Imagine you have a function that takes a number, adds 1 to that number and returns it:
def add_one(num):
new_num = num + 1
return new_num
You also have a list of numbers:
my_list = [1, 3, 6, 7, 8, 10]
if you want to increment every number in the list, you can do the following:
>>> map(add_one, my_list)
[2, 4, 7, 8, 9, 11]
Note: At minimum map() needs two arguments. First a function name and second something like a list.
Let's see some other cool things map() can do.
map() can take multiple iterables (lists, strings, etc.) and pass an element from each iterable to a function as an argument.
We have three lists:
list_one = [1, 2, 3, 4, 5]
list_two = [11, 12, 13, 14, 15]
list_three = [21, 22, 23, 24, 25]
map() can make you a new list that holds the addition of elements at a specific index.
Now remember map(), needs a function. This time we'll use the builtin sum() function. Running map() gives the following result:
>>> map(sum, list_one, list_two, list_three)
[33, 36, 39, 42, 45]
REMEMBER:
In Python 2 map(), will iterate (go through the elements of the lists) according to the longest list, and pass None to the function for the shorter lists, so your function should look for None and handle them, otherwise you will get errors. In Python 3 map() will stop after finishing with the shortest list. Also, in Python 3, map() returns an iterator, not a list.
Python3 - map(func, iterable)
One thing that wasn't mentioned completely (although #BlooB kinda mentioned it) is that map returns a map object NOT a list. This is a big difference when it comes to time performance on initialization and iteration. Consider these two tests.
import time
def test1(iterable):
a = time.clock()
map(str, iterable)
a = time.clock() - a
b = time.clock()
[ str(x) for x in iterable ]
b = time.clock() - b
print(a,b)
def test2(iterable):
a = time.clock()
[ x for x in map(str, iterable)]
a = time.clock() - a
b = time.clock()
[ str(x) for x in iterable ]
b = time.clock() - b
print(a,b)
test1(range(2000000)) # Prints ~1.7e-5s ~8s
test2(range(2000000)) # Prints ~9s ~8s
As you can see initializing the map function takes almost no time at all.
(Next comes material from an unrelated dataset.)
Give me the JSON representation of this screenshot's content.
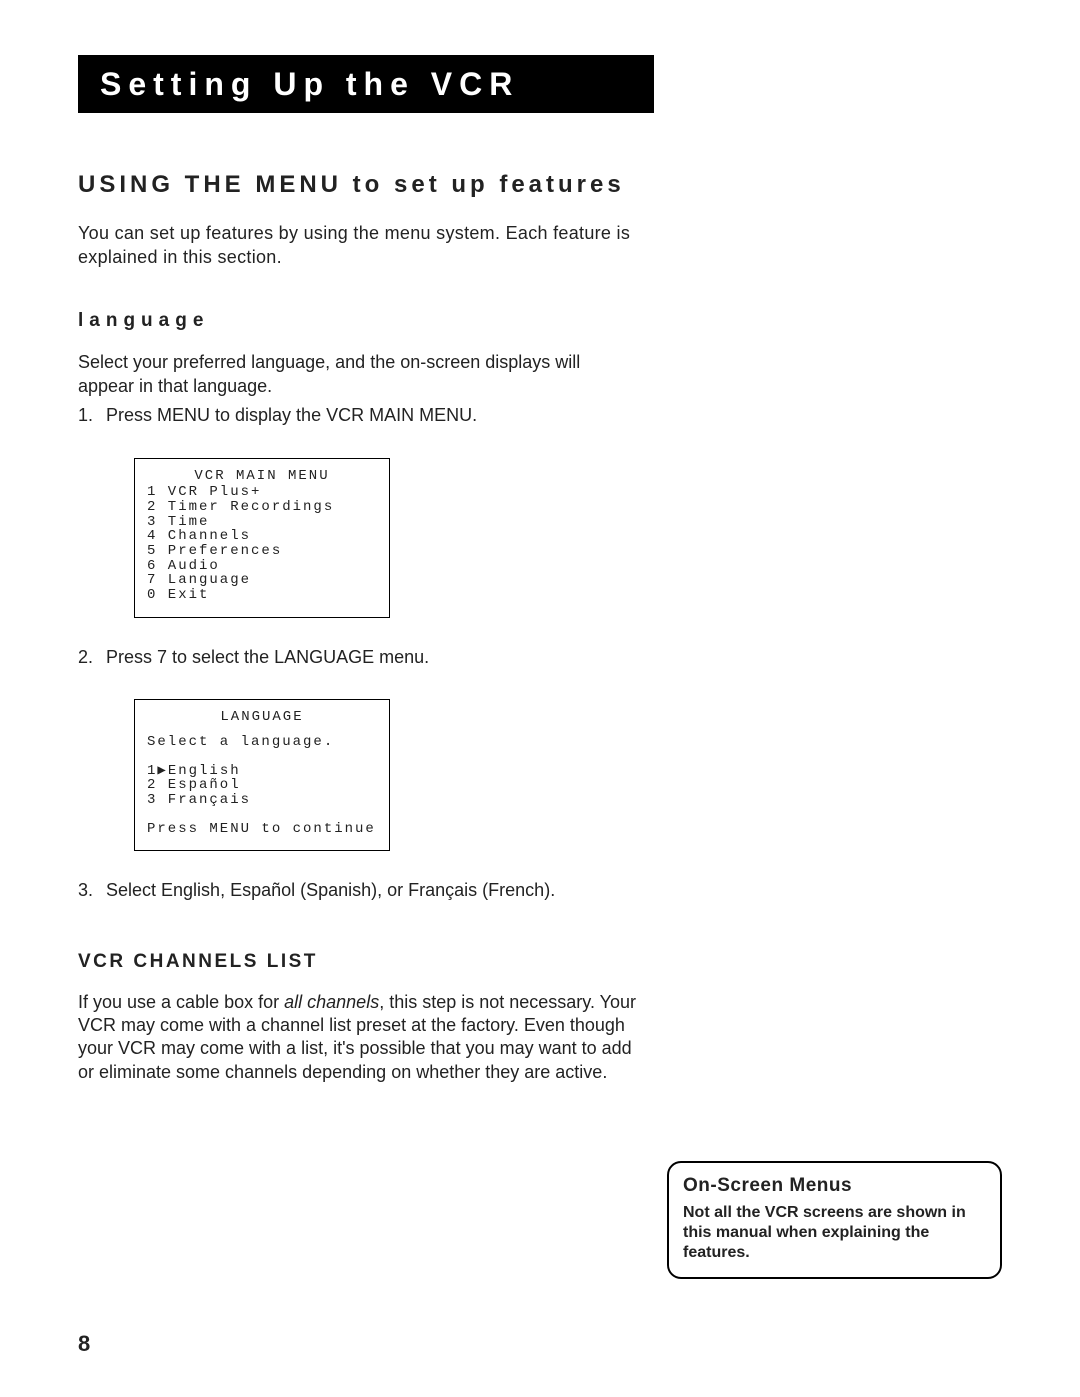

However iterating through the map object takes longer than simply iterating through the iterable. This means that the function passed to map() is not applied to each element until the element is reached in the iteration. If you want a list use list comprehension. If you plan to iterate through in a for loop and will break at some point, then use map.